The Hidden Health Benefits of Running

The Hidden Health Benefits of Running

benefits of running divini raeWe all know running is a great cardio workout, but did you know there are also a plethora of other ways it can benefit your body?It’s true: running comes with a number of health benefits – both physical and mental. If you’re looking for a new way to get your workout in, consider a quick jog around the park, and enjoy some of these game-changing benefits:

  • Increased brain capacity – Running can stimulate the growth of nerve cells and blood vessels, which play a huge role in overall brain function. These cells and vessels naturally decrease as we age, so by running, we can help circumvent our brain’s natural decline. In fact, a study showed that there was two percent difference in learning and memory in adults who ran versus those who were inactive

  • Improved mood and reduced depression – Studies show that running as just as effective, maybe even better, than the pharmaceutical drugs that treat depression. Running improves the mood, promotes a positive outlook, and keeps serotonin and norepinephrine in the synapses longer — and this can help fight off depression and anxiety.

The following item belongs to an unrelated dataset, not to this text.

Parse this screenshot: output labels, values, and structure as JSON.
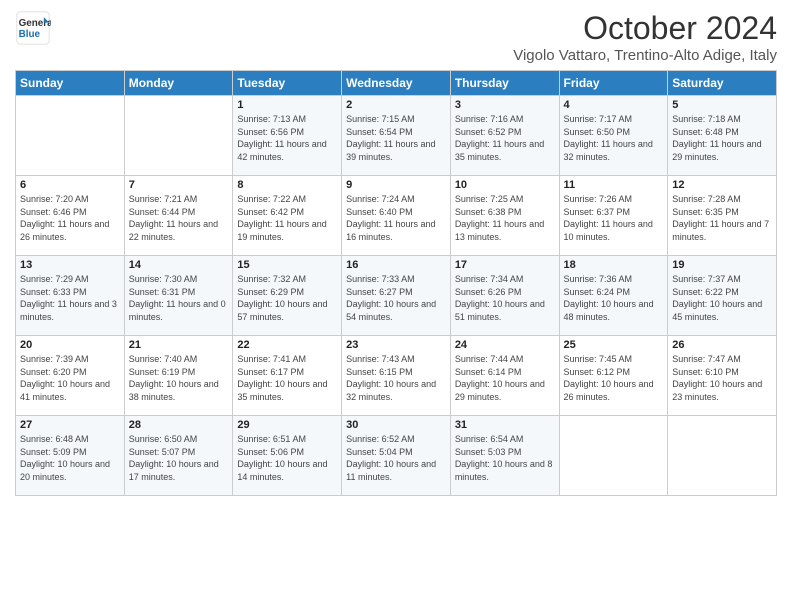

  • Longer life span – Running for just 30 minutes three days a week can increase your life up to SIX years, according to research. Why? Because it makes you healthier on the whole: you’re less likely to get ill, have heart or lung problems, or be overwhelmed by stress. It also prevents obesity, a risk factor in many fatal disease and conditions.

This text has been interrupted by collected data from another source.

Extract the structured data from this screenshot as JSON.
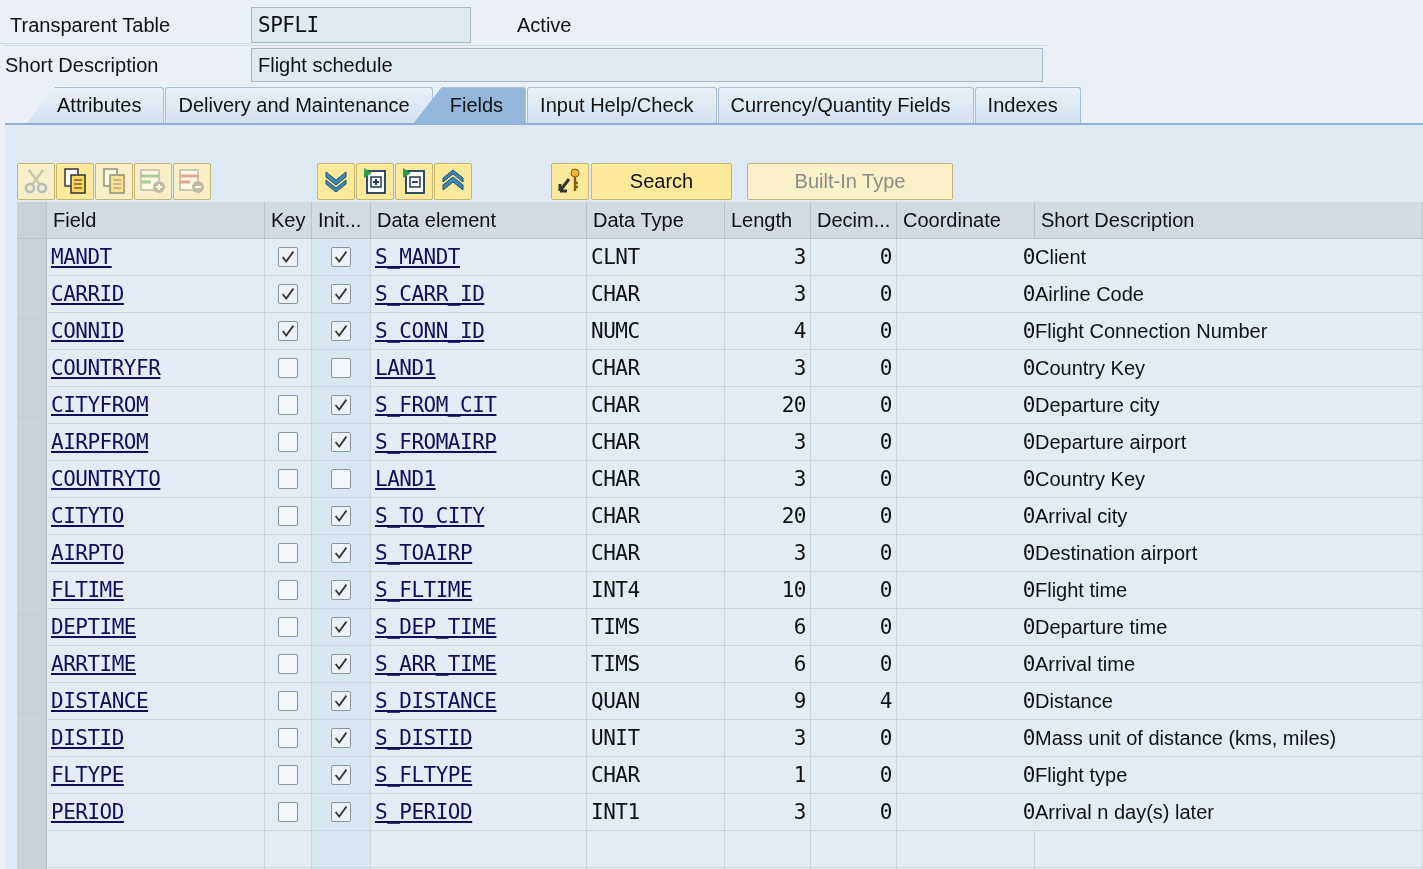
{
  "header": {
    "object_type": "Transparent Table",
    "table_name": "SPFLI",
    "status": "Active",
    "description_label": "Short Description",
    "description": "Flight schedule"
  },
  "tabs": [
    {
      "label": "Attributes",
      "selected": false
    },
    {
      "label": "Delivery and Maintenance",
      "selected": false
    },
    {
      "label": "Fields",
      "selected": true
    },
    {
      "label": "Input Help/Check",
      "selected": false
    },
    {
      "label": "Currency/Quantity Fields",
      "selected": false
    },
    {
      "label": "Indexes",
      "selected": false
    }
  ],
  "toolbar": {
    "icon_buttons": [
      {
        "disabled": true
      },
      {
        "disabled": false
      },
      {
        "disabled": true
      },
      {
        "disabled": true
      },
      {
        "disabled": true
      },
      {
        "disabled": false
      },
      {
        "disabled": false
      },
      {
        "disabled": false
      },
      {
        "disabled": false
      },
      {
        "disabled": false
      }
    ],
    "buttons": [
      {
        "label": "Search",
        "disabled": false
      },
      {
        "label": "Built-In Type",
        "disabled": true
      }
    ]
  },
  "table": {
    "columns": [
      "Field",
      "Key",
      "Init...",
      "Data element",
      "Data Type",
      "Length",
      "Decim...",
      "Coordinate",
      "Short Description"
    ],
    "rows": [
      {
        "field": "MANDT",
        "key": true,
        "initial": true,
        "data_element": "S_MANDT",
        "data_type": "CLNT",
        "length": "3",
        "decimals": "0",
        "coordinate": "0",
        "description": "Client"
      },
      {
        "field": "CARRID",
        "key": true,
        "initial": true,
        "data_element": "S_CARR_ID",
        "data_type": "CHAR",
        "length": "3",
        "decimals": "0",
        "coordinate": "0",
        "description": "Airline Code"
      },
      {
        "field": "CONNID",
        "key": true,
        "initial": true,
        "data_element": "S_CONN_ID",
        "data_type": "NUMC",
        "length": "4",
        "decimals": "0",
        "coordinate": "0",
        "description": "Flight Connection Number"
      },
      {
        "field": "COUNTRYFR",
        "key": false,
        "initial": false,
        "data_element": "LAND1",
        "data_type": "CHAR",
        "length": "3",
        "decimals": "0",
        "coordinate": "0",
        "description": "Country Key"
      },
      {
        "field": "CITYFROM",
        "key": false,
        "initial": true,
        "data_element": "S_FROM_CIT",
        "data_type": "CHAR",
        "length": "20",
        "decimals": "0",
        "coordinate": "0",
        "description": "Departure city"
      },
      {
        "field": "AIRPFROM",
        "key": false,
        "initial": true,
        "data_element": "S_FROMAIRP",
        "data_type": "CHAR",
        "length": "3",
        "decimals": "0",
        "coordinate": "0",
        "description": "Departure airport"
      },
      {
        "field": "COUNTRYTO",
        "key": false,
        "initial": false,
        "data_element": "LAND1",
        "data_type": "CHAR",
        "length": "3",
        "decimals": "0",
        "coordinate": "0",
        "description": "Country Key"
      },
      {
        "field": "CITYTO",
        "key": false,
        "initial": true,
        "data_element": "S_TO_CITY",
        "data_type": "CHAR",
        "length": "20",
        "decimals": "0",
        "coordinate": "0",
        "description": "Arrival city"
      },
      {
        "field": "AIRPTO",
        "key": false,
        "initial": true,
        "data_element": "S_TOAIRP",
        "data_type": "CHAR",
        "length": "3",
        "decimals": "0",
        "coordinate": "0",
        "description": "Destination airport"
      },
      {
        "field": "FLTIME",
        "key": false,
        "initial": true,
        "data_element": "S_FLTIME",
        "data_type": "INT4",
        "length": "10",
        "decimals": "0",
        "coordinate": "0",
        "description": "Flight time"
      },
      {
        "field": "DEPTIME",
        "key": false,
        "initial": true,
        "data_element": "S_DEP_TIME",
        "data_type": "TIMS",
        "length": "6",
        "decimals": "0",
        "coordinate": "0",
        "description": "Departure time"
      },
      {
        "field": "ARRTIME",
        "key": false,
        "initial": true,
        "data_element": "S_ARR_TIME",
        "data_type": "TIMS",
        "length": "6",
        "decimals": "0",
        "coordinate": "0",
        "description": "Arrival time"
      },
      {
        "field": "DISTANCE",
        "key": false,
        "initial": true,
        "data_element": "S_DISTANCE",
        "data_type": "QUAN",
        "length": "9",
        "decimals": "4",
        "coordinate": "0",
        "description": "Distance"
      },
      {
        "field": "DISTID",
        "key": false,
        "initial": true,
        "data_element": "S_DISTID",
        "data_type": "UNIT",
        "length": "3",
        "decimals": "0",
        "coordinate": "0",
        "description": "Mass unit of distance (kms, miles)"
      },
      {
        "field": "FLTYPE",
        "key": false,
        "initial": true,
        "data_element": "S_FLTYPE",
        "data_type": "CHAR",
        "length": "1",
        "decimals": "0",
        "coordinate": "0",
        "description": "Flight type"
      },
      {
        "field": "PERIOD",
        "key": false,
        "initial": true,
        "data_element": "S_PERIOD",
        "data_type": "INT1",
        "length": "3",
        "decimals": "0",
        "coordinate": "0",
        "description": "Arrival n day(s) later"
      }
    ]
  }
}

  • Lowered stress levels – When you run, chemicals like dopamine and serotonin are released in the brain, creating what’s called a “runner’s high.” This helps keep you in the moment, pushing aside all those stresses and worries and pushes you to a more serene, calm and happy place.

  • Decreased risk of heart disease – If you run outdoors you can get even more benefits. As outdoor runners get significantly more vitamin D than other people, they’re also 50 percent less likely to die from heart disease because of it.

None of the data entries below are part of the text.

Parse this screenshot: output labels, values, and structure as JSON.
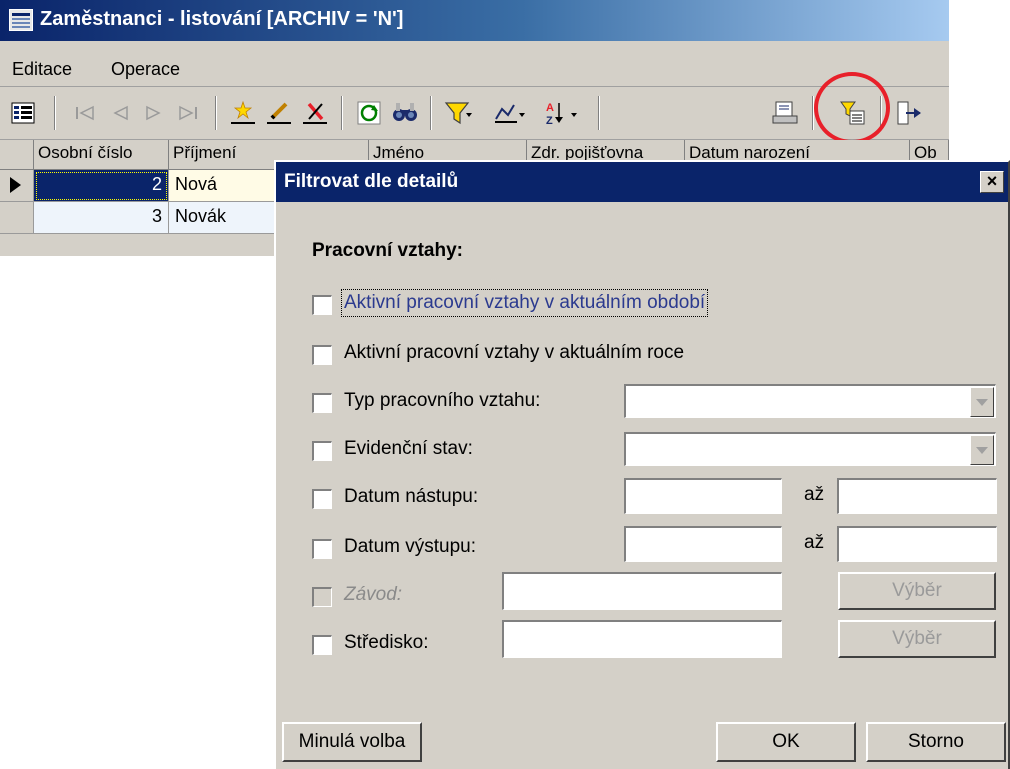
{
  "window": {
    "title": "Zaměstnanci - listování [ARCHIV = 'N']"
  },
  "menu": [
    {
      "label": "Editace"
    },
    {
      "label": "Operace"
    }
  ],
  "toolbar": {
    "icons": [
      "layout-icon",
      "first-record-icon",
      "prev-record-icon",
      "next-record-icon",
      "last-record-icon",
      "new-record-icon",
      "edit-record-icon",
      "delete-record-icon",
      "refresh-icon",
      "find-icon",
      "filter-icon",
      "chart-icon",
      "sort-icon",
      "print-icon",
      "filter-detail-icon",
      "exit-icon"
    ]
  },
  "grid": {
    "columns": [
      "Osobní číslo",
      "Příjmení",
      "Jméno",
      "Zdr. pojišťovna",
      "Datum narození",
      "Ob"
    ],
    "rows": [
      {
        "number": "2",
        "surname": "Nová",
        "selected": true
      },
      {
        "number": "3",
        "surname": "Novák",
        "selected": false
      }
    ]
  },
  "dialog": {
    "title": "Filtrovat dle detailů",
    "close_label": "×",
    "section_title": "Pracovní vztahy:",
    "options": {
      "active_period": "Aktivní pracovní vztahy v aktuálním období",
      "active_year": "Aktivní pracovní vztahy v aktuálním roce",
      "type": "Typ pracovního vztahu:",
      "status": "Evidenční stav:",
      "start_date": "Datum nástupu:",
      "end_date": "Datum výstupu:",
      "plant": "Závod:",
      "center": "Středisko:"
    },
    "range_label": "až",
    "select_button": "Výběr",
    "buttons": {
      "previous": "Minulá volba",
      "ok": "OK",
      "cancel": "Storno"
    }
  },
  "colors": {
    "title_bar": "#0a246a",
    "selected_row": "#0a246a",
    "row_highlight": "#fffbe6",
    "row_alt": "#eef4fb",
    "annotation_circle": "#e8202a"
  }
}
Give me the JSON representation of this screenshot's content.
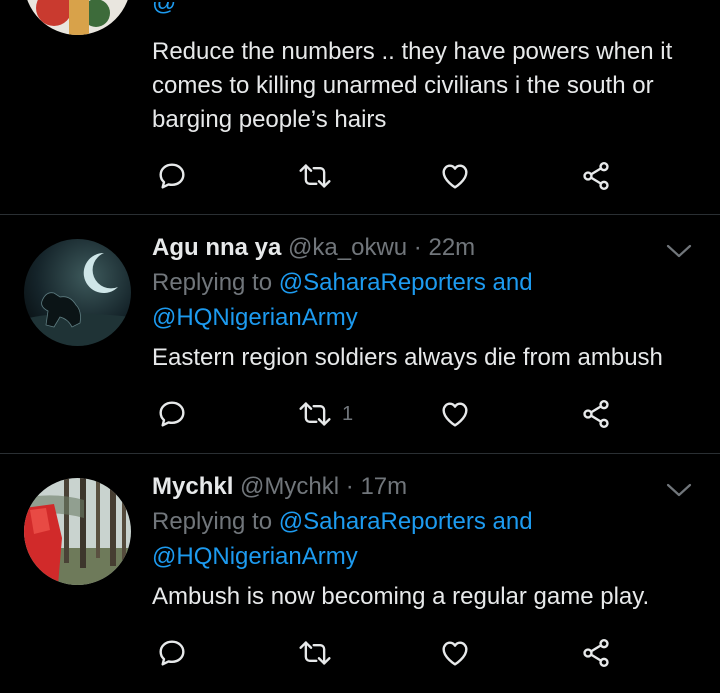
{
  "tweets": [
    {
      "partial_header": "@",
      "body": "Reduce the numbers .. they have powers when it comes to killing unarmed civilians i the south or barging people’s hairs",
      "actions": {
        "reply_count": "",
        "retweet_count": "",
        "like_count": ""
      }
    },
    {
      "name": "Agu nna ya",
      "handle": "@ka_okwu",
      "separator": "·",
      "time": "22m",
      "replying_prefix": "Replying to ",
      "mention1": "@SaharaReporters",
      "and_text": " and",
      "mention2": "@HQNigerianArmy",
      "body": "Eastern region soldiers always die from ambush",
      "actions": {
        "reply_count": "",
        "retweet_count": "1",
        "like_count": ""
      }
    },
    {
      "name": "Mychkl",
      "handle": "@Mychkl",
      "separator": "·",
      "time": "17m",
      "replying_prefix": "Replying to ",
      "mention1": "@SaharaReporters",
      "and_text": " and",
      "mention2": "@HQNigerianArmy",
      "body": "Ambush is now becoming a regular game play.",
      "actions": {
        "reply_count": "",
        "retweet_count": "",
        "like_count": ""
      }
    }
  ],
  "colors": {
    "background": "#000000",
    "text": "#e7e9ea",
    "muted": "#71767b",
    "link": "#1d9bf0",
    "divider": "#2a2f33"
  },
  "icons": [
    "reply-icon",
    "retweet-icon",
    "like-icon",
    "share-icon",
    "chevron-down-icon"
  ]
}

  • Continued caloric burning – Running produces what’s called an “after burn,” added calories that are consumed even after your run has ended. In fact, the average person will burn anywhere from 250 to 350 calories for every 30 minutes run. For every 100 of those, they can expect to burn at least another 15 in the next few hours after the workout is over.

If you’re looking for a great cardio workout that can improve your health on many levels, running/jogging is a a good one to try!